Bu durumda yerleşmiş Yargıtay İçtihatlarında ve l-4-1974 tarih 1/2 sayılı İnançları Birleştirme Kararında açıklandığı üzere görünürdeki sözleşme tarafların gerçek iradelerine uymadığından, gizli bağış sözleşmeside Medeni Kanunun 706, Borçlar Kanunun 213 ve Tapu Kanunun 26. maddelerinde öngörülen şekil koşullarından yoksun bulunduğundan, saklı pay sahibi olsun veya olmasın miras hakkı çiğnenen tüm mirascılar dava açarak resmi sözleşmenin muvazaa nedeni ile geçersizliğinin tesbitini ve buna dayanılarak oluşturulan tapu kaydının iptalini istiyebilirler.

Hemen belirtmek gerekirki bu tür uyuşmazlıkların sağlıklı, adil ve doğru bir çözüme ulaştırılabilmesi, davalıya yapılan temlikin gerçek yönünün diğer bir söyleyişle miras bırakanın asıl irade ve amacının duraksamaya yer bırakmıyacak biçimde ortaya çıkarılmasına bağlıdır. Bir iç sorun olan ve gizlenen gerçek irade ve amacın tesbiti ve aydınlığa kavuşturulması genellikle zor olduğundan bu yöndeki delillerin eksiksiz toplanılması yanında birlikte ve doğru şekilde değerlendirilmesi de büyük önem taşınmaktadır.

Bunun içinde ülke ve yörenin gelenek ve görenekleri, toplumsal eğilimleri, olayların olağan akışı,miras bırakanın sözleşmeyi yapmakta haklı ve makul bir nedeninin bulunup bulunmadığı,davalı yanın alış güçünün olup olmadığı, satış bedeli ile sözleşme tarihindeki gerçek değer arasındaki fark, taraflar ile miras bırakan arasındaki beşeri ilişki gibi olgulardan yararlanılmasında zorunluluk vardır.

Somut olaya gelince: miras bırakan Elife’nin sahip olduğu tüm mal varlığına yakın bir bölümünü teşkil edecek nitelikteki 1299 ve 1553 parsel sayılı taşınmazlarını 22.12.2000 tarihinde vekil aracılığıyla ölümünden kısa bir süre önce ( dokuz gün önce ) elden çıkarmış olmasının hayatın olağan akışına uygun düştüğü söylenemez.Kaldı ki, miras bırakan her ne kadar kanser hastası ise de, sağlık giderlerinin emekli sandığından karşılanmak suretiyle bu konuda güvencesi olduğu, ev hanımı olan davalının alım gücünün de bulunmadığı sabittir.

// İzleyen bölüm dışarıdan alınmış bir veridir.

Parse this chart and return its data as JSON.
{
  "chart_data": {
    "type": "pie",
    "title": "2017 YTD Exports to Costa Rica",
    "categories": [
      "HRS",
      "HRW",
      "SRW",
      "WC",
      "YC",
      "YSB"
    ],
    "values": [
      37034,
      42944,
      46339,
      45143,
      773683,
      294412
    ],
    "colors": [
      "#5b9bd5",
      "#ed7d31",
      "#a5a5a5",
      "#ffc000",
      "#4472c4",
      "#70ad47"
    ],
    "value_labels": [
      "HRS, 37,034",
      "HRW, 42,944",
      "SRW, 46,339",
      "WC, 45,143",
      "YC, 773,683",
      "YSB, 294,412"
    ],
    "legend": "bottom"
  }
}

Bu durum karşısında miras bırakan tarafından yapılan temlikin muvazaadan ari olduğu düşünülemez.

Hal böyle olunca,belirlenen olgular yukarda değinilen ilkeler çerçevesinde değerlendirildiğinde, 1299 ve 1553 parseller yönünden davanın kabulüne karar verilmesi gerekirken delillerin yanılgılı takdiri sonucu yazılı olduğu üzere hüküm kurulması doğru değildir.

SONUÇ : Davacıların temyiz itirazları bu nedenle yerindedir.Kabulü ile hükmün açıklanan nedenlerden ötürü H.U.M.K.’nun 428. maddesi gereğince BOZULMASINA, alınan peşin harcın temyiz edene geri verilmesine, 30.3.2005 tarihinde oybirliğiyle karar verildi.